AI drives faster modernisation of legacy COBOL systems
Incremental implementation and continuous validation let organisations translate COBOL code into modern languages while maintaining operational stability.
Critical to finance, airlines, and government, COBOL handles about 95% of US ATM transactions. Despite its ubiquity, the pool of developers able to read and maintain COBOL is shrinking as seasoned engineers retire and universities offer limited instruction.
Institutional knowledge is now embedded in decades-old code, and documentation often lags.
Modernising COBOL differs from typical software updates. It requires untangling intricate dependencies and reverse-engineering business logic that has evolved over decades.
Traditional modernisation efforts involved large teams of consultants over the years, resulting in high costs and lengthy timelines. AI tools are changing that paradigm by automating the most labour-intensive tasks.
AI-driven solutions like Claude Code map code dependencies, trace execution paths, document workflows, and identify risks. They provide teams with actionable insights for prioritisation, risk management, and refactoring, dramatically shortening modernisation timelines from years to months.

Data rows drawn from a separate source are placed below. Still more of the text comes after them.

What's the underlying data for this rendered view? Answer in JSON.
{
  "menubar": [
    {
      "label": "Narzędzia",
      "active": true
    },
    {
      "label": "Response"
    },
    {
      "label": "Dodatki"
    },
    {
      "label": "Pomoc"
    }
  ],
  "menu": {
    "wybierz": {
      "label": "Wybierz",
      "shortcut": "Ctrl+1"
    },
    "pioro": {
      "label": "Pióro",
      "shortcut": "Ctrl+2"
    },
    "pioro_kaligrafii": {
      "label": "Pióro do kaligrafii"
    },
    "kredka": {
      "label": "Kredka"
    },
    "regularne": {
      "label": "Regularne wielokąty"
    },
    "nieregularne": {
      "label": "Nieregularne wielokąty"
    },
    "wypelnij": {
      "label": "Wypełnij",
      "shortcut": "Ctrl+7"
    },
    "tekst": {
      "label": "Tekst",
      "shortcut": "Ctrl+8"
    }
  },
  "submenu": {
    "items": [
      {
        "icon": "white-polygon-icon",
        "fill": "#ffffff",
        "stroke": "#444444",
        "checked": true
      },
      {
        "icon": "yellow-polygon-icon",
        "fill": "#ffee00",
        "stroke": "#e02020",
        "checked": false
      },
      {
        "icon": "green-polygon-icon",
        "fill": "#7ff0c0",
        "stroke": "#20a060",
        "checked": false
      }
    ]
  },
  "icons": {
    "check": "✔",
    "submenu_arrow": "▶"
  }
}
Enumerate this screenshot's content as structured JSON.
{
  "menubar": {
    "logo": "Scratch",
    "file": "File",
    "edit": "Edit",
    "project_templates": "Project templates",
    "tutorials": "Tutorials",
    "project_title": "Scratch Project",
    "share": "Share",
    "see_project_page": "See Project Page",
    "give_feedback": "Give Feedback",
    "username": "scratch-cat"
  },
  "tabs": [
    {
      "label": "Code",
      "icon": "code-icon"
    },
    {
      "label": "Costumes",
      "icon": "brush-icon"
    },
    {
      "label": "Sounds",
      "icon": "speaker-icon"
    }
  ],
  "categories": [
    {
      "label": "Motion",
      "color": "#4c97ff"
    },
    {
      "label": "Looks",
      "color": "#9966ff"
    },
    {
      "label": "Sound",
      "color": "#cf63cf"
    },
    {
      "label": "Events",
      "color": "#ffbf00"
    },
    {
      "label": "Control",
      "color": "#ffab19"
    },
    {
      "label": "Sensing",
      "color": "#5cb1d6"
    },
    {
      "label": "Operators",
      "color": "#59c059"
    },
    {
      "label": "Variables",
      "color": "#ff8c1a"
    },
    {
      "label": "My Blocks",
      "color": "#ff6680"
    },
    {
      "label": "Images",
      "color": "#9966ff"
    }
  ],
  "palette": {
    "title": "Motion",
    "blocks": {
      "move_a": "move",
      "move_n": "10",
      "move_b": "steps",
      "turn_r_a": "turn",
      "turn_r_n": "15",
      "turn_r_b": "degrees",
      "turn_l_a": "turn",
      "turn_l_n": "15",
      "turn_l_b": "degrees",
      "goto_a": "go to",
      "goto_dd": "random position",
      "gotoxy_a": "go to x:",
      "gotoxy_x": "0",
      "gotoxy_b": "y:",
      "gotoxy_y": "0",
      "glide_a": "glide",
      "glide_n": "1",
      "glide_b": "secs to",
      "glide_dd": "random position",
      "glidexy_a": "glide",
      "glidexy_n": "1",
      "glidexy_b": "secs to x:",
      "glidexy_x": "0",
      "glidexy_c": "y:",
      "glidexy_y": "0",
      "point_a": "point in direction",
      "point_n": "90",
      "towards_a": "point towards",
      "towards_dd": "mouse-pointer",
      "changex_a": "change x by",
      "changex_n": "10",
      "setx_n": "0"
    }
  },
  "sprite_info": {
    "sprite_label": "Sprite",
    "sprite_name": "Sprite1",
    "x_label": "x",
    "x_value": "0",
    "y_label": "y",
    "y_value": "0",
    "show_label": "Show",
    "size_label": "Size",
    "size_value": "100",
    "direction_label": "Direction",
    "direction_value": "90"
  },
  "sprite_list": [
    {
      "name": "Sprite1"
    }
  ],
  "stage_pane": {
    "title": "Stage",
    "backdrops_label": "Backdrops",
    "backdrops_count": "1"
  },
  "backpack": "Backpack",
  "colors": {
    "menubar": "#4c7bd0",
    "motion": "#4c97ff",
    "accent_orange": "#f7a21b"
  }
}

Human experts remain essential to reviewing AI recommendations, ensuring regulatory compliance, and making strategic decisions about which components to modernise first.
Implementation follows an incremental approach. AI translates COBOL logic into modern languages, creates integration scaffolding, and supports side-by-side operation with legacy components.
Continuous validation at each step reduces risk, allowing teams to build confidence as complex parts of the system are modernised. AI automation combined with expert oversight makes large-scale COBOL modernisation feasible.